Su Twitter è attivo il progetto #360 per una visione a 360° del monte Everest attraverso lo sguardo di chi ha raggiunto il tetto del mondo

Giorno per giorno, quattro sherpa, le tradizionali guide nepalesi, hanno documentato la scalata dell’Everest e contribuito al progetto #Project360, campagna lanciata nel 2014 da Mammut, brand per equipaggiamenti da alpinismo, per l’uso della GoPro come strumentazione per la documentazione e condivisione di viaggio.

L’alpinista nepalese Nirmal Nims Purja in 6 mesi e 6 giorni ha scalato 14 delle vette più alte al mondo, a oltre 8mila metri, realizzando un nuovo record mondiale nell’ottobre 2019.

L’immagine della spedizione di Nirmal sull’Everest insieme ai suoi compagni di avventura ha fatto il giro del mondo.

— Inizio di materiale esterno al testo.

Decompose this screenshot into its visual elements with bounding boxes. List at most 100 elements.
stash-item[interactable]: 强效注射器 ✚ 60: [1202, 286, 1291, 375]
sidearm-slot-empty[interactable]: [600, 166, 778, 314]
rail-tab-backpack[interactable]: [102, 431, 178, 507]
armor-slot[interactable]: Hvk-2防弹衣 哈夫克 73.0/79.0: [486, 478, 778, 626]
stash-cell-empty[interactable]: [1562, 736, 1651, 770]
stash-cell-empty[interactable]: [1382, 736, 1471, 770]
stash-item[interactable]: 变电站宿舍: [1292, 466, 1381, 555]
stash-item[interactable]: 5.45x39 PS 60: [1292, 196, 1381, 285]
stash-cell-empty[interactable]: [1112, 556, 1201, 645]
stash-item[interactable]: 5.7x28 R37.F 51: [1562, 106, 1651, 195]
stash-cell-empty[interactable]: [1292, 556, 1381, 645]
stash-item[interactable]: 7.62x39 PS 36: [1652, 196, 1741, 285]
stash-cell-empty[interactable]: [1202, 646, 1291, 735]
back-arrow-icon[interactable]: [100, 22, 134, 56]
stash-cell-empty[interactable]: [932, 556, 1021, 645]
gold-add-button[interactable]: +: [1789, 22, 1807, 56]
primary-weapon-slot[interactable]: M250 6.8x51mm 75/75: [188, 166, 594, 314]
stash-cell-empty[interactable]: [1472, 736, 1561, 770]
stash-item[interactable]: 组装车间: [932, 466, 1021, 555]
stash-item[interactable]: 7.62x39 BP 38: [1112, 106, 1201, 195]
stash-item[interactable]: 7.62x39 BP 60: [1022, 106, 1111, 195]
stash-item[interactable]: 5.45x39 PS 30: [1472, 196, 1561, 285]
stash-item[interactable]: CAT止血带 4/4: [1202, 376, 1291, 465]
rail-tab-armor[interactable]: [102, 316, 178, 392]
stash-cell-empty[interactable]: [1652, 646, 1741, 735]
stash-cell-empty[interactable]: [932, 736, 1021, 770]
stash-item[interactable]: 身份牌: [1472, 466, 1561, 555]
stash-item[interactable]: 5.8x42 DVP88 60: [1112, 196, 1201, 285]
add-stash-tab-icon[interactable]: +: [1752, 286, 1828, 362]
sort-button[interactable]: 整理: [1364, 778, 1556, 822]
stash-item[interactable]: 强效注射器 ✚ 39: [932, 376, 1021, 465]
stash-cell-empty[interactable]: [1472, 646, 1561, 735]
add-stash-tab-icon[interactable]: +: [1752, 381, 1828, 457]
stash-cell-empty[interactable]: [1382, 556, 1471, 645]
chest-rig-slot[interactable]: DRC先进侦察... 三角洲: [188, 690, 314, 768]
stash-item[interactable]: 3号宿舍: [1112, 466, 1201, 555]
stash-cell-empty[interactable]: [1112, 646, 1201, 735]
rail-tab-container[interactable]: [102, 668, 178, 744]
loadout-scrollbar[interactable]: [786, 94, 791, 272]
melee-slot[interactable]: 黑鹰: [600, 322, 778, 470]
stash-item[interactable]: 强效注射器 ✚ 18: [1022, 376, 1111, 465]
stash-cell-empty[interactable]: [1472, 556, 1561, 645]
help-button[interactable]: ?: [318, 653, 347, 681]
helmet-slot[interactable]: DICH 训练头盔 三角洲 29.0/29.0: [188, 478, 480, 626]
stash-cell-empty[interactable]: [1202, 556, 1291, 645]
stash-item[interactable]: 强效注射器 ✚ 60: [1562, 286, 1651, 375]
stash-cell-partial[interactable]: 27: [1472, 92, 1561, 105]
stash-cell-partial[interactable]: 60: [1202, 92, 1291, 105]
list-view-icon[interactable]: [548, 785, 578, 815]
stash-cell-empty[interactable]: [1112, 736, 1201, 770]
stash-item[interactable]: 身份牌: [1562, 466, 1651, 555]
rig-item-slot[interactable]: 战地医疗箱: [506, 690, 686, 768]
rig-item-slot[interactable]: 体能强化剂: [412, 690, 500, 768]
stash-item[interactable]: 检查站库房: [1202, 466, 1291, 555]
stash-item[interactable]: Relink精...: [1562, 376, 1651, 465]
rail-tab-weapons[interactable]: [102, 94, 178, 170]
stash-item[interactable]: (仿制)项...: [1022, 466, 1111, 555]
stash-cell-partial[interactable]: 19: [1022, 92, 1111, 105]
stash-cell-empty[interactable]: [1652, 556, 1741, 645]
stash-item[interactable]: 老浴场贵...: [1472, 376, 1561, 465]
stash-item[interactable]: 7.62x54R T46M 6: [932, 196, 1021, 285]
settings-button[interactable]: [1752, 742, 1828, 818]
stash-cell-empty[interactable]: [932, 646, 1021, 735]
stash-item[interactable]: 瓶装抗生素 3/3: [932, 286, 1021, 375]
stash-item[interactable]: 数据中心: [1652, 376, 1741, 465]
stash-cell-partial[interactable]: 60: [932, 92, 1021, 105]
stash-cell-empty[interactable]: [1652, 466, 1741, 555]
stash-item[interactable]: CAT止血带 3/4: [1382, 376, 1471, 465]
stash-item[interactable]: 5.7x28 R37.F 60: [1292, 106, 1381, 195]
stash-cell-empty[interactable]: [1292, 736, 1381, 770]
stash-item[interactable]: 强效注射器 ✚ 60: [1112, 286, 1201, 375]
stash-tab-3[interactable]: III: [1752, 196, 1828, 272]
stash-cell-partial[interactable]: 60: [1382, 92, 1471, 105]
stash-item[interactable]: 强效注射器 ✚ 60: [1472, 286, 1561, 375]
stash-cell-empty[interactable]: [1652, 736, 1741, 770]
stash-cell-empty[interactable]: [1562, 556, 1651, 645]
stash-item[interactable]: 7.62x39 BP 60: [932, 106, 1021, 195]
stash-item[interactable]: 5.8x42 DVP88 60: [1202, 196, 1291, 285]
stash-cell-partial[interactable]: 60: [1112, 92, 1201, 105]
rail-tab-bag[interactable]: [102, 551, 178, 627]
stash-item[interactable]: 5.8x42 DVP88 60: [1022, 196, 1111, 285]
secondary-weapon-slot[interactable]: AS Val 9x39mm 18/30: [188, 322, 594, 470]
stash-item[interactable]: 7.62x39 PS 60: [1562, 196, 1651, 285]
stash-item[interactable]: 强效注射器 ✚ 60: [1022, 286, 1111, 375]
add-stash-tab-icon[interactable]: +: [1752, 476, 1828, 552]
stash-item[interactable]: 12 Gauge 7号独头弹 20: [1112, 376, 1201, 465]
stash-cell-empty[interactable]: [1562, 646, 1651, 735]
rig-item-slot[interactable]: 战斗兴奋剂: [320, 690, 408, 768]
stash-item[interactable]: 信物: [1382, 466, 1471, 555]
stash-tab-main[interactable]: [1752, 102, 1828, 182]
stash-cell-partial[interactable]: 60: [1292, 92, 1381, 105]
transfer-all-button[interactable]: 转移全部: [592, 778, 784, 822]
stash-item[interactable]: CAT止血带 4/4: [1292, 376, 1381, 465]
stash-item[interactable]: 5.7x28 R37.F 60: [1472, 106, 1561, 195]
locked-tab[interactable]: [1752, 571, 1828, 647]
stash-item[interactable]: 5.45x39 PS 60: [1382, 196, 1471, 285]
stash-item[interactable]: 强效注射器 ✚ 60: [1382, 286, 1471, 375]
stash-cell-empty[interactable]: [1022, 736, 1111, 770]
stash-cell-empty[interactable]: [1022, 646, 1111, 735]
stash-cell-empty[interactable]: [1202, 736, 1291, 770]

Il record precedente era detenuto da Jerzy Kukuczka, polacco, che aveva scalato le stesse vette in 11 mesi, nel 2013.

Reinhold Messner ha scalato queste cime fra il 1970 e il 1986, in sedici anni. Quanto dura un viaggio? Forse tutta la vita. Perché una scalata non è solo una scalata per chi vive la montagna come uno stato dell’anima. Nel frattempo si è moltiplica la spazzatura, ogni anno in costante aumento (nel 2013 sono state 4 le tonnellate di immondizia recuperate e portate a valle da una spedizione indiana). Eterni non sono più i ghiacciai, molti dei quali si stanno sciogliendo: diventano più ampie le zone verdi visibili dal satellite, terre ricoperte da muschi, licheni e piante che fioriscono all’improvviso trasformando l’Himalaya con una sorprendente primavera.

Iniziato con la scalata dell’Annapurna, 8091 metri raggiunti il 23 aprile, il viaggio di Nirmal Purja è continuato verso l’Everest, scalato il 22 maggio, e altri giganti dell’Himalaya per concludersi sulla vetta del Shishapangma, 8.027 metri, alle 08.58 locali del 29 ottobre 2019.